Vu de Californie, le Small Business Act n’est qu’un concept. En réalité, c’est le marché – c’est-à-dire les acheteurs, vous et moi – et les investisseurs privés qui décident vraiment du sort des petites entreprises. Tout le reste ne relève que du débat d’idées.
RENDRE CHAQUE EXPÉRIENCE PARFAITE
Comment devient-on le « Intel inside » de votre métier ?
« POWERED BY EVENIUM »
« Intel inside » est l’autocollant apposé sur les ordinateurs fonctionnant avec des microprocesseurs Intel, depuis la campagne marketing lancée par le fondeur au début des années 1990, pour fidéliser une clientèle grand public, alors que ses clients naturels étaient des fabricants de matériel.
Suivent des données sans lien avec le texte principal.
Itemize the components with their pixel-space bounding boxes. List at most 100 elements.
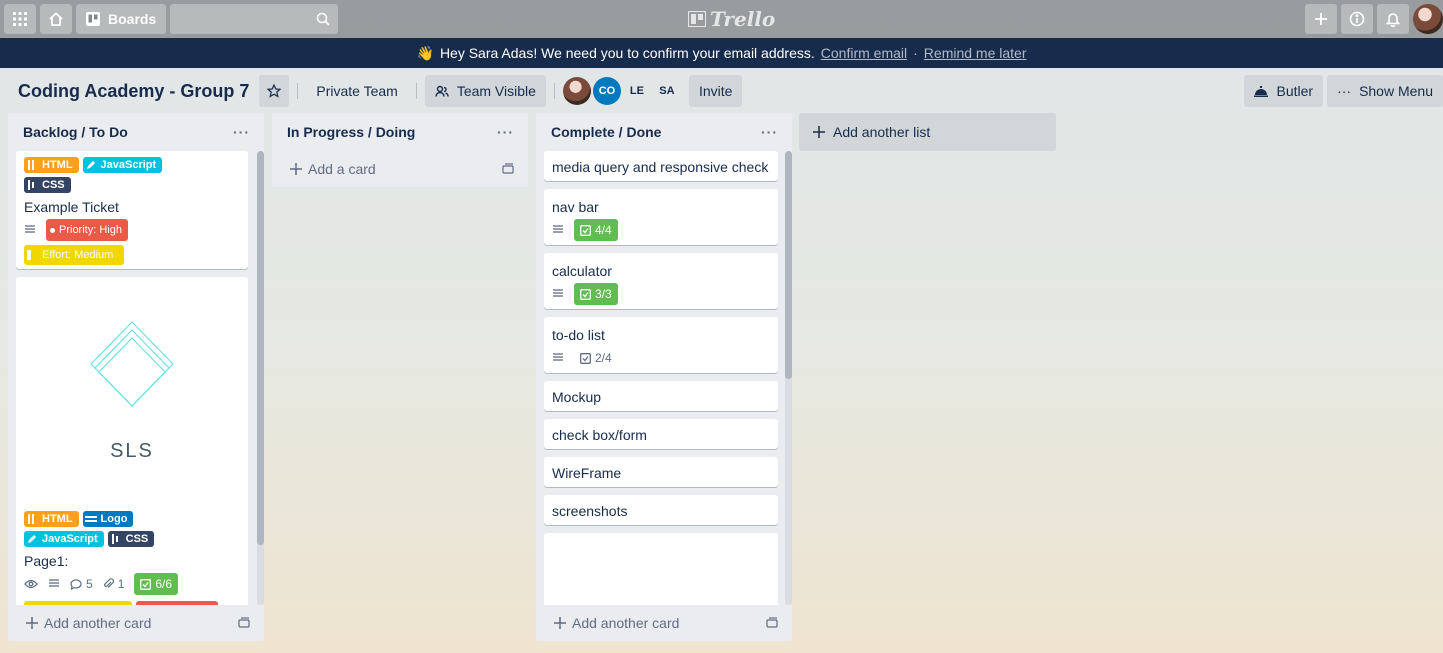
description-icon [553, 289, 563, 297]
card-badges: 2/4 [552, 347, 770, 369]
list-complete: Complete / Done ··· media query and resp… [536, 113, 792, 641]
label-html[interactable]: HTML [24, 157, 79, 173]
notifications-button[interactable] [1377, 4, 1409, 34]
card-calculator[interactable]: calculator 3/3 [544, 253, 778, 309]
checkbox-icon [580, 224, 591, 236]
label-effort-medium[interactable]: Effort: Medium [24, 245, 124, 265]
list-menu-button[interactable]: ··· [233, 124, 250, 140]
card-check-box-form[interactable]: check box/form [544, 419, 778, 449]
header-divider [415, 83, 417, 99]
card-page1[interactable]: SLS HTML Logo JavaScript CSS Page1: 5 1 … [16, 277, 248, 605]
card-template-icon[interactable] [766, 617, 778, 629]
list-scrollbar-thumb[interactable] [785, 151, 792, 379]
add-card-button[interactable]: Add a card [290, 161, 376, 177]
top-right-actions [1305, 4, 1443, 34]
list-title: In Progress / Doing [287, 124, 416, 140]
search-icon [316, 12, 330, 26]
description-icon [553, 353, 563, 361]
apps-grid-button[interactable] [4, 4, 36, 34]
label-logo[interactable]: Logo [82, 511, 134, 527]
remind-later-link[interactable]: Remind me later [924, 45, 1027, 61]
checkbox-icon [580, 288, 591, 300]
label-javascript[interactable]: JavaScript [24, 531, 104, 547]
banner-message: Hey Sara Adas! We need you to confirm yo… [439, 45, 815, 61]
card-example-ticket[interactable]: HTML JavaScript CSS Example Ticket Prior… [16, 151, 248, 269]
member-avatar[interactable]: CO [592, 77, 621, 105]
list-scrollbar-thumb[interactable] [257, 151, 264, 545]
list-scrollbar[interactable] [257, 151, 264, 605]
search-input[interactable] [170, 4, 339, 34]
checklist-badge: 2/4 [580, 351, 612, 365]
list-scrollbar[interactable] [785, 151, 792, 605]
list-backlog: Backlog / To Do ··· HTML JavaScript CSS … [8, 113, 264, 641]
add-list-button[interactable]: Add another list [799, 113, 1056, 151]
card-custom-fields: Effort: Medium [24, 245, 240, 265]
member-avatar[interactable]: SA [653, 77, 681, 105]
list-menu-button[interactable]: ··· [761, 124, 778, 140]
card-cover-partial[interactable] [544, 533, 778, 605]
list-footer: Add another card [8, 605, 264, 641]
show-menu-label: Show Menu [1359, 83, 1433, 99]
label-css[interactable]: CSS [107, 531, 155, 547]
card-title: check box/form [552, 427, 647, 443]
label-css[interactable]: CSS [24, 177, 71, 193]
list-header[interactable]: Complete / Done ··· [536, 113, 792, 151]
visibility-button[interactable]: Team Visible [424, 75, 546, 107]
card-nav-bar[interactable]: nav bar 4/4 [544, 189, 778, 245]
create-button[interactable] [1305, 4, 1337, 34]
plus-icon [1315, 13, 1327, 25]
list-header[interactable]: In Progress / Doing ··· [272, 113, 528, 151]
wave-icon: 👋 [416, 44, 434, 61]
description-icon [25, 225, 35, 233]
list-menu-button[interactable]: ··· [497, 124, 514, 140]
pencil-icon [28, 535, 36, 543]
html-icon [28, 514, 34, 524]
card-wireframe[interactable]: WireFrame [544, 457, 778, 487]
star-button[interactable] [259, 75, 290, 107]
home-icon [49, 12, 63, 26]
custom-field-red[interactable] [136, 601, 218, 605]
card-labels: HTML JavaScript CSS [24, 157, 184, 193]
user-avatar[interactable] [1413, 4, 1443, 34]
boards-icon [86, 12, 100, 26]
add-card-button[interactable]: Add another card [26, 615, 151, 631]
show-menu-button[interactable]: ··· Show Menu [1327, 75, 1443, 107]
card-screenshots[interactable]: screenshots [544, 495, 778, 525]
checklist-badge: 6/6 [134, 573, 179, 595]
member-avatar[interactable] [562, 77, 591, 105]
pencil-icon [86, 161, 95, 169]
invite-button[interactable]: Invite [688, 75, 743, 107]
add-card-button[interactable]: Add another card [554, 615, 679, 631]
effort-icon [27, 250, 31, 260]
description-icon [49, 579, 59, 587]
list-header[interactable]: Backlog / To Do ··· [8, 113, 264, 151]
card-mockup[interactable]: Mockup [544, 381, 778, 411]
card-title: calculator [552, 263, 612, 279]
boards-button[interactable]: Boards [76, 4, 167, 34]
card-to-do-list[interactable]: to-do list 2/4 [544, 317, 778, 373]
list-cards: media query and responsive check nav bar… [536, 151, 792, 605]
banner-separator: · [913, 45, 918, 61]
card-template-icon[interactable] [238, 617, 250, 629]
card-media-query[interactable]: media query and responsive check [544, 151, 778, 181]
info-button[interactable] [1341, 4, 1373, 34]
plus-icon [554, 617, 566, 629]
list-footer: Add a card [272, 151, 528, 187]
team-visible-icon [435, 85, 449, 97]
card-title: Page1: [24, 553, 69, 569]
card-badges: 5 1 6/6 [24, 573, 240, 595]
card-template-icon[interactable] [502, 163, 514, 175]
label-javascript[interactable]: JavaScript [82, 157, 163, 173]
confirm-email-link[interactable]: Confirm email [821, 45, 907, 61]
team-button[interactable]: Private Team [306, 75, 407, 107]
label-priority-high[interactable]: Priority: High [46, 219, 128, 241]
board-title[interactable]: Coding Academy - Group 7 [8, 81, 259, 102]
trello-logo[interactable]: Trello [688, 7, 775, 31]
label-html[interactable]: HTML [24, 511, 79, 527]
custom-field-yellow[interactable] [24, 601, 132, 605]
card-title: Mockup [552, 389, 602, 405]
apps-grid-icon [13, 12, 27, 26]
home-button[interactable] [40, 4, 72, 34]
butler-button[interactable]: Butler [1244, 75, 1324, 107]
member-avatar[interactable]: LE [623, 77, 651, 105]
C’est un cas d’école de passage d’une démarche B2B à une démarche B2B2C. De la même manière, les événements gérés par Evenium sont marqués d’un « Powered by Evenium », pour se faire connaître des clients de leurs propres clients.
Nous cultivons l’excellence opérationnelle et une démarche virale. Lors de chaque événement, nous voyons se mettre en action la loi de la diffusion de l’innovation. Avoir un produit minimum viable pour valider l’idée ne suffit pas : cela doit immédiatement être suivi d’un travail énorme pour rendre chaque utilisation et chaque expérience parfaites.
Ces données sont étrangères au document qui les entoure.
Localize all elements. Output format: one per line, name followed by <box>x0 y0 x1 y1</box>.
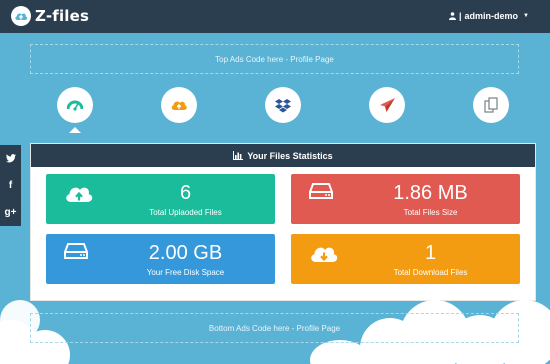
nav-files-button[interactable] <box>473 87 509 123</box>
files-icon <box>484 97 498 113</box>
caret-down-icon: ▼ <box>523 13 529 19</box>
bar-chart-icon <box>233 151 244 160</box>
stat-card-space: 2.00 GB Your Free Disk Space <box>46 234 275 284</box>
facebook-icon: f <box>8 180 13 191</box>
stat-card-uploads: 6 Total Uplaoded Files <box>46 174 275 224</box>
facebook-button[interactable]: f <box>0 172 21 199</box>
cloud-upload-icon <box>11 6 31 26</box>
stat-value-uploads: 6 <box>179 182 192 204</box>
stats-title: Your Files Statistics <box>247 150 333 161</box>
stat-card-downloads: 1 Total Download Files <box>291 234 520 284</box>
stat-value-downloads: 1 <box>424 242 437 264</box>
paper-plane-icon <box>379 98 395 112</box>
nav-upload-button[interactable] <box>161 87 197 123</box>
stats-header: Your Files Statistics <box>31 144 535 167</box>
stat-label-size: Total Files Size <box>403 208 458 217</box>
user-separator: | <box>459 11 462 21</box>
user-menu[interactable]: | admin-demo ▼ <box>449 11 529 21</box>
nav-dashboard-button[interactable] <box>57 87 93 123</box>
stat-label-space: Your Free Disk Space <box>146 268 225 277</box>
navbar: Z-files | admin-demo ▼ <box>0 0 550 33</box>
cloud-upload-icon <box>171 101 187 110</box>
google-plus-button[interactable]: g+ <box>0 199 21 226</box>
google-plus-icon: g+ <box>4 207 17 218</box>
stat-value-size: 1.86 MB <box>393 182 468 204</box>
dashboard-icon <box>67 100 83 111</box>
twitter-button[interactable] <box>0 145 21 172</box>
bottom-ad-text: Bottom Ads Code here - Profile Page <box>208 323 341 333</box>
nav-dropbox-button[interactable] <box>265 87 301 123</box>
stat-label-downloads: Total Download Files <box>393 268 468 277</box>
brand-logo[interactable]: Z-files <box>11 6 89 26</box>
stat-label-uploads: Total Uplaoded Files <box>149 208 222 217</box>
dropbox-icon <box>275 98 291 112</box>
active-tab-indicator <box>69 127 81 133</box>
stat-card-size: 1.86 MB Total Files Size <box>291 174 520 224</box>
nav-send-button[interactable] <box>369 87 405 123</box>
user-name: admin-demo <box>464 11 519 21</box>
top-ad-text: Top Ads Code here - Profile Page <box>215 54 334 64</box>
stat-value-space: 2.00 GB <box>148 242 223 264</box>
top-ad-placeholder: Top Ads Code here - Profile Page <box>30 44 519 74</box>
social-sidebar: f g+ <box>0 145 21 226</box>
bottom-ad-placeholder: Bottom Ads Code here - Profile Page <box>30 313 519 343</box>
brand-name: Z-files <box>35 7 90 25</box>
user-icon <box>449 12 456 20</box>
twitter-icon <box>5 154 16 163</box>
C’est beaucoup plus difficile qu’on ne l’imagine : il faut réussir à passer de l’état « il existe une façon pour que cela marche bien » à celui de « quelle que soit la façon de l’utiliser, ça marche bien ».
Pour le reste, c’est du marketing et de la stratégie commerciale.
Et s’il fallait changer quelque chose ?
De toute évidence, le marché. Plus sérieusement, on partirait davantage sur une approche « produit » qu’une approche « service », et nous nous développerions plus rapidement à international. Mais il faut de l’expérience pour cela et les quinze années sont passées assez rapidement.
DES LIVRES DE CHEVET
Que lisez-vous avant de vous endormir ?
“ Plus on est performant pour captiver les enfants, plus ils s’endorment tard ”
Avant de dormir ? Je lis des livres de business, de technologie, ou de psychologie, répond Éric. Parmi les avantages que procurent de telles lectures, celui de s’endormir plus vite n’est pas le moindre.
Je lis des histoires à mes enfants, enchaîne Avner. C’est un bon entraînement pour apprendre à capter l’attention. Le problème, c’est que plus on est performant, plus les enfants se couchent tard !
CONNIVENCE
L’amour, c’est mieux à deux. La création d’entreprise aussi ?
Infiniment mieux ! Mais pour le chanter façon Carmen, comme l’amour, la création d’entreprise connaît aussi des lois, et en voici quelques-unes.
Pour se lancer à deux, il faut une connivence parfaite, une complémentarité forte, et que chacun puisse stopper l’autre quand il va dans le décor.